Ultimo episodio delle avventure dell’avvocato Andrea Stili, scapigliato sportivo personaggio togato, nato dalla penna (e dall’esperienza professionale) di Fabrizio Bini, un collega varesotto che- in quanto tale (collega, non necessariamente varesotto) ci imbastisce trame gustose senza la minima sbavatura in termini di procedura, cosa che- per tutti noi amanti della detection di cui conosciamo bene nomenclatura e tempistiche- ci dà tanta soddisfazione.
Stavolta l’amico Andrea (che Bini, ospite recente a Risolto Giallo, ha confessato conoscere personalmente in quanto ispiratosi ad un avvocato di Varese davvero operativo) si ritrova coinvolto in un caso di omicidio non per incarico professionale, non come legale nominato per difendere un indagato o i famigliari della parte lesa, ma per caso, durante una passeggiata in bicicletta una domenica freddolina e sonnacchiosa… ma quante sferzate emozionali ne nasceranno!
Il cadavere è di un uomo interessante, coltissimo, un self-made man sostanzialmente votato alla delinquenza (ma di quella intelligente, ossia del gruppo dei truffatori) ma libero, soprattutto intellettualmente. Lascia una figliola altrettanto affascinante, alle cui grazie lo Stili non rimarrà indifferente, anzi, ne resterà così catturato (i suoi occhi lo penetrano sino al centro dell’anima, dirà) da scomparire dai suoi ambienti famigliari, dal Tribunale al bar, costringendo gli amici Geremia e Matteo a cercarlo.
Per il resto non svelo nulla ma rinvio con vivo piacere alle pagine che parlano di noi, degli avvocati penalisti, che in Fabrizio si ritrovano anche nei romanzi precedenti, come Matematica di un delitto del 2018 – ove però forse prevaleva il Bini già appartenente al mondo militare, delle scuole come la Nunziatella – ma che nel Filosofo hanno più spazio e rivendicano un ruolo che la società forse ora sta fraintendendo.
Sono pagine scritte da insider, e forse godibili soprattutto da noi colleghi, ma racchiudono e offrono le chiavi di interpretazione del nostro lavoro che, nella letteratura gialla, ancora non erano state svelate così bene. Splendida la descrizione, per esempio, della differenza tra avvocato che si arricchisce e quello che ci crede davvero, piuttosto che tra civilista- il cultore delle norme- e penalista, che deve avere qualcosa in più, non apprendibile, non insegnabile: “sentire” chi ha di fronte, dal cliente al Pm sino all’avversario e al giudice, capire quando affondare la spada e quando lasciar perdere. E manifestare tutto questo con delicatezza.

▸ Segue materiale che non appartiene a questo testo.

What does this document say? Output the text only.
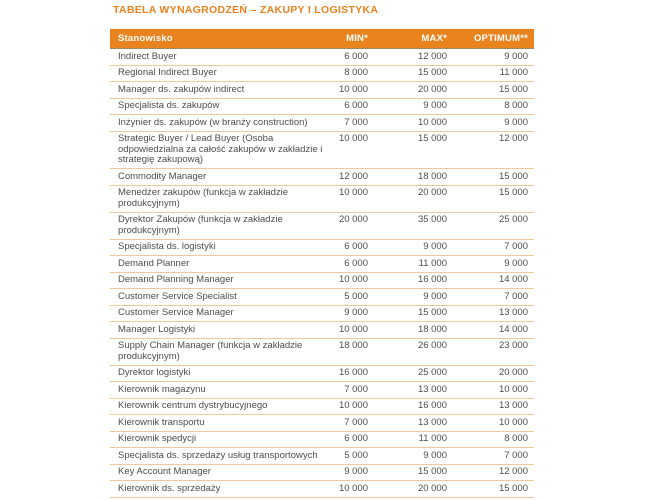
TABELA WYNAGRODZEŃ – ZAKUPY I LOGISTYKA
Stanowisko	MIN*	MAX*	OPTIMUM**
Indirect Buyer	6 000	12 000	9 000
Regional Indirect Buyer	8 000	15 000	11 000
Manager ds. zakupów indirect	10 000	20 000	15 000
Specjalista ds. zakupów	6 000	9 000	8 000
Inżynier ds. zakupów (w branży construction)	7 000	10 000	9 000
Strategic Buyer / Lead Buyer (Osoba odpowiedzialna za całość zakupów w zakładzie i strategię zakupową)	10 000	15 000	12 000
Commodity Manager	12 000	18 000	15 000
Menedżer zakupów (funkcja w zakładzie produkcyjnym)	10 000	20 000	15 000
Dyrektor Zakupów (funkcja w zakładzie produkcyjnym)	20 000	35 000	25 000
Specjalista ds. logistyki	6 000	9 000	7 000
Demand Planner	6 000	11 000	9 000
Demand Planning Manager	10 000	16 000	14 000
Customer Service Specialist	5 000	9 000	7 000
Customer Service Manager	9 000	15 000	13 000
Manager Logistyki	10 000	18 000	14 000
Supply Chain Manager (funkcja w zakładzie produkcyjnym)	18 000	26 000	23 000
Dyrektor logistyki	16 000	25 000	20 000
Kierownik magazynu	7 000	13 000	10 000
Kierownik centrum dystrybucyjnego	10 000	16 000	13 000
Kierownik transportu	7 000	13 000	10 000
Kierownik spedycji	6 000	11 000	8 000
Specjalista ds. sprzedaży usług transportowych	5 000	9 000	7 000
Key Account Manager	9 000	15 000	12 000
Kierownik ds. sprzedaży	10 000	20 000	15 000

Con questo non consiglio i romanzi di Bini solo ai colleghi, anzi, tutto il contrario. Come vado suggerendo da anni di leggere libri scritti da italiani, così voglio cominciare a dire chiaramente anche quali sono apprezzabili perché, oltre che avvincenti e ben formulati, risultano corretti sotto il profilo tecnico.
Chi si avventurerebbe a scrivere di scacchi, o di ricette giapponesi, o di musica classica, senza averne almeno una infarinatura? Be’, fateci caso, i gialli ormai sono appannaggio di tutti. Chiunque pensa di poter scrivere di una indagine. E così ci ritroviamo personaggi che non ti fanno entrare in caso se non hai un “mandato”… e in Italia, di mandati, ce ne sono tanti, ma a quel paese… Leggete tanto, leggete italiano, ma leggete giusto.